MathQA methods need to combine natural and formula language. One possible approach is to perform supervised annotation via Entity Linking. The "ARQMath Task" at CLEF 2020 was launched to address the problem of linking newly posted questions from the platform Math Stack Exchange to existing ones that were already answered by the community. Providing hyperlinks to already answered, semantically related questions helps users to get answers earlier but is a challenging problem because semantic relatedness is not trivial. The lab was motivated by the fact that 20% of mathematical queries in general-purpose search engines are expressed as well-formed questions. The challenge contained two separate sub-tasks. Task 1: "Answer retrieval" matching old post answers to newly posed questions, and Task 2: "Formula retrieval" matching old post formulae to new questions. Starting with the domain of mathematics, which involves formula language, the goal is to later extend the task to other domains (e.g., STEM disciplines, such as chemistry, biology, etc.), which employ other types of special notation (e.g., chemical formulae).

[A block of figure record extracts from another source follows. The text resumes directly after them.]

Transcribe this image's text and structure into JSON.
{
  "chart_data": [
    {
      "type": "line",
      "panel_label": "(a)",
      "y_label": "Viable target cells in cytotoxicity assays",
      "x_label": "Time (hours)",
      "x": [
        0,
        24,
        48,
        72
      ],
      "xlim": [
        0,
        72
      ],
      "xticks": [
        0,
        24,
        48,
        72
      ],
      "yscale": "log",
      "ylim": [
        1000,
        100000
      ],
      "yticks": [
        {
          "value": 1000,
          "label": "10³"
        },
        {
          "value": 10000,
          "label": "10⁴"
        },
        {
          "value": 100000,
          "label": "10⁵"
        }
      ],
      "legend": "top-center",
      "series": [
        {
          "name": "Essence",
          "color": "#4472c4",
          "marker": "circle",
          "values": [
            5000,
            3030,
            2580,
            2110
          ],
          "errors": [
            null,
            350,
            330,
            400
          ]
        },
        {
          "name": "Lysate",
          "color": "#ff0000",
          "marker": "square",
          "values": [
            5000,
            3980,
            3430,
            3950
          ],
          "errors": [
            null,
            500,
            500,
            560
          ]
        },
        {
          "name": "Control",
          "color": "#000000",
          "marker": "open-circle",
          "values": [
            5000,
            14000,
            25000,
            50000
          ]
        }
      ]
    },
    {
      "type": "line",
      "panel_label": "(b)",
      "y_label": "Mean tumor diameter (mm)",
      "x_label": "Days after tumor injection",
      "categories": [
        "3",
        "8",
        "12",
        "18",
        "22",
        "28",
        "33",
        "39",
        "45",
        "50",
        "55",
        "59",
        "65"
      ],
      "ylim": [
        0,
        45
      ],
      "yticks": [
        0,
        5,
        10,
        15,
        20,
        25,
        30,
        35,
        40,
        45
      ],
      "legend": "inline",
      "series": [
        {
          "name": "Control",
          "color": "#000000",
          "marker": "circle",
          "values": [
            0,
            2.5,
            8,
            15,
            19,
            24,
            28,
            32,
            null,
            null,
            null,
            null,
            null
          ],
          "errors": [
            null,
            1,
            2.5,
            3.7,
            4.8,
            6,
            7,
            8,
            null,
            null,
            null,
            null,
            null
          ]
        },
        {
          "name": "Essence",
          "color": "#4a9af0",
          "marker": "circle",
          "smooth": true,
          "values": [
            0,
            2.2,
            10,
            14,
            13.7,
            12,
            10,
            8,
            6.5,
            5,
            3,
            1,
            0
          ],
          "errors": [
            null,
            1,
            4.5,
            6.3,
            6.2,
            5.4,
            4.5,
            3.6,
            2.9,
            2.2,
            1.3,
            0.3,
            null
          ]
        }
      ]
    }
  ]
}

The inverse of mathematical question answering—mathematical question generation—has also been researched. The PhysWikiQuiz physics question generation and test engine retrieves mathematical formulae from Wikidata together with semantic information about their constituting identifiers (names and values of variables). The formulae are then rearranged to generate a set of formula variants. Subsequently, the variables are substituted with random values to generate a large number of different questions suitable for individual student tests.

== Applications ==

QA systems are used in a variety of applications, including:

- Fact-checking if a fact is verified, by posing a question like: is fact X true or false?
- Customer service,
- Technical support,
- Market research,
- Natural language generation of reports or research.